Thursday, 2 July 2015: 4:00 PM-5:30 PM
CLM.3.06 (Clement House)
Sabine Montagne, Universite paris dauphine, Paris, France; CNRS, Paris, France
Except for the case of the intimate relationship between Finance and the State, relationships between finance and the other social spheres have tended to be seen as unilateral: finance exports its norms, imposes its mental categories and understandings. Financialization is colonization.

Of course socio-economic processes outside finance have been taken into account but have often been considered conditions of possibility for the expansion of financial activities or effects of the unilateral financial power. Conflicts of power and insiders struggles, inside the other spheres, have hardly been examined as causal mechanisms or forces able to shape some institutional or organisational characteristics of finance.

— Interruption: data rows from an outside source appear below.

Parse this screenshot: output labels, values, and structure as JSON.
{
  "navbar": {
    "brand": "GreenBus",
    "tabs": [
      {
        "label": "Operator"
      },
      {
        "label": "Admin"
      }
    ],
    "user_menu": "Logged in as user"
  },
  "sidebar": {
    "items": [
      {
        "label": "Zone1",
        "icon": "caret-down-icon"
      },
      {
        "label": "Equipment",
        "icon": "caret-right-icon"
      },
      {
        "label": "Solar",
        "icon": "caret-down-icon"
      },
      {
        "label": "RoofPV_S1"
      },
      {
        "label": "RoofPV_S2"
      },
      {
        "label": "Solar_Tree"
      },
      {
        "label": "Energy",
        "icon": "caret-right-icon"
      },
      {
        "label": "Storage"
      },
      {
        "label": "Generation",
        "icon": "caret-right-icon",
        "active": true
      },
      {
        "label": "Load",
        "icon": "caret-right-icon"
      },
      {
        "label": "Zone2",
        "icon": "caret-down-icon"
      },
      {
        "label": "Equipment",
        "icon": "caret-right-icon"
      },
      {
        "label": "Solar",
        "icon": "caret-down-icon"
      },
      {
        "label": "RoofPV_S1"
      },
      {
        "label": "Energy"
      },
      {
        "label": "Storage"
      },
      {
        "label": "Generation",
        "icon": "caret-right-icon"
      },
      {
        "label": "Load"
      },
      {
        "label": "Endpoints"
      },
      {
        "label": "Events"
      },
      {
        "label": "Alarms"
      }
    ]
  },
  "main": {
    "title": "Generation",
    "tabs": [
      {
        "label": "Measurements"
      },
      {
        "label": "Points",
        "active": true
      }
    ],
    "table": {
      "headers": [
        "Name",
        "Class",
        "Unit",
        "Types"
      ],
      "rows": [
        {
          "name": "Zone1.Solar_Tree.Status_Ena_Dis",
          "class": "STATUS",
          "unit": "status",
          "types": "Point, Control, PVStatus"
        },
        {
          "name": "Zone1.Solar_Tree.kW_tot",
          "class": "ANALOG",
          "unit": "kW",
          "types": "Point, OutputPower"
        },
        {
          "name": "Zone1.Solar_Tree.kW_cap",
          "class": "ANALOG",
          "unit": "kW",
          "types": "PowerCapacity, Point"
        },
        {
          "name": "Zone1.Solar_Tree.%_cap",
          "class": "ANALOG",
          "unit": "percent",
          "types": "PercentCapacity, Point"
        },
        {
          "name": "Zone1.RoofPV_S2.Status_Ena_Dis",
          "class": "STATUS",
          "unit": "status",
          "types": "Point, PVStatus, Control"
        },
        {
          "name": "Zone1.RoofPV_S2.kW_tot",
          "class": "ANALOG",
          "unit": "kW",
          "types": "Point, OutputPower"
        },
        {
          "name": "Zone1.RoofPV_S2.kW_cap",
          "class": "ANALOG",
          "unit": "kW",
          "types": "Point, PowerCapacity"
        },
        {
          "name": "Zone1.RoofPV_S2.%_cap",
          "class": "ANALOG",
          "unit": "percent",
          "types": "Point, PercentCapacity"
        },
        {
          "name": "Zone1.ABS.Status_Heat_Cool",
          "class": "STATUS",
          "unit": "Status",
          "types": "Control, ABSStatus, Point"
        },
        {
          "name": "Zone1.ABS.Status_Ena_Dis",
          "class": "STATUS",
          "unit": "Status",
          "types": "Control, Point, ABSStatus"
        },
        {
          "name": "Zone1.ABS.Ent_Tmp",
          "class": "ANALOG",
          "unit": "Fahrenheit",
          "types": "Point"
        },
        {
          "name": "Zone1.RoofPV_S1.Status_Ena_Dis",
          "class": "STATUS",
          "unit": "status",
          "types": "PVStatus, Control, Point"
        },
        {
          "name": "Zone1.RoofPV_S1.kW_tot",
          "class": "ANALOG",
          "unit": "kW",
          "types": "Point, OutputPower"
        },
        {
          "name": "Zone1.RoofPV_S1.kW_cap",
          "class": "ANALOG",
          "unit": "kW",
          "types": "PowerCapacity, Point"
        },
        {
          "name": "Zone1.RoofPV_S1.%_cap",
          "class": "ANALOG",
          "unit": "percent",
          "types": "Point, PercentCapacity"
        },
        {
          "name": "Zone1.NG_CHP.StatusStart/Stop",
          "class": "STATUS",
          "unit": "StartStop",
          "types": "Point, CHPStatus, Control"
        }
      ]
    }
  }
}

Of course, financial work and rules establish professional jurisdictions but I suggest to give up a substantialist view of groups and cultures that are supposed to constitute Finance. Following  Abbott's (1995) assertion “Boundaries come first, then entities”, I will expand on the idea of finance as an emergent and porous entity.

The case examined here is the expansion of the US pension funds. Pension funds are generally considered both creatures of capital/labour compromises and powerful financial actors (Clark, 2000). So they seem to be located at the junction of two distinct social spaces (labour relations and financial work). Tensions between these spaces interact in everyday transactions as well as in investment policies, governance and the constitutional status of pension funds. I will show that investment policies and governance of pension funds are definitively influenced by the fact that pension funds are labour compromises. So, financial practices and beliefs of the pension industry are directly shaped by interest and conflicts between non-financial agents, workers and employers. In the words of Abbott, struggles between labour and employers come first; pension industry as a financial sphere emerges from their negotiations.

To examine this emergence, I will take tow main legal characteristics of these funds :  pension funds are Trusts and they must invest according to the standard of prudence. On the one hand, I will analyse a sample of court cases (extraction from the data base findlaw) and  investment conflicts (described in the literature) in order to measure how much the passive model of ownership, inherited from the Trust (Alexander, 1993), is still alive after the liberalization made by ERISA and the expansion of 401k plans. On the other hand, I will examine the transformations of the meaning of the standard of prudence and show how much this standard is always a stake for employers, politicians, economists and jurists, who work at keeping the impact of the norm on investment behaviour — and more generally on relations between employees and the world of finance — under control.

Linking together the study of the Trust (as the “structure” of pension funds) and the history of the prudent investor standard (as a “multi process” definition of the meaning) will illustrate my approach: anchoring emerged financial practices and agents into the conflicts and changing socio-economic arrangements of other spheres.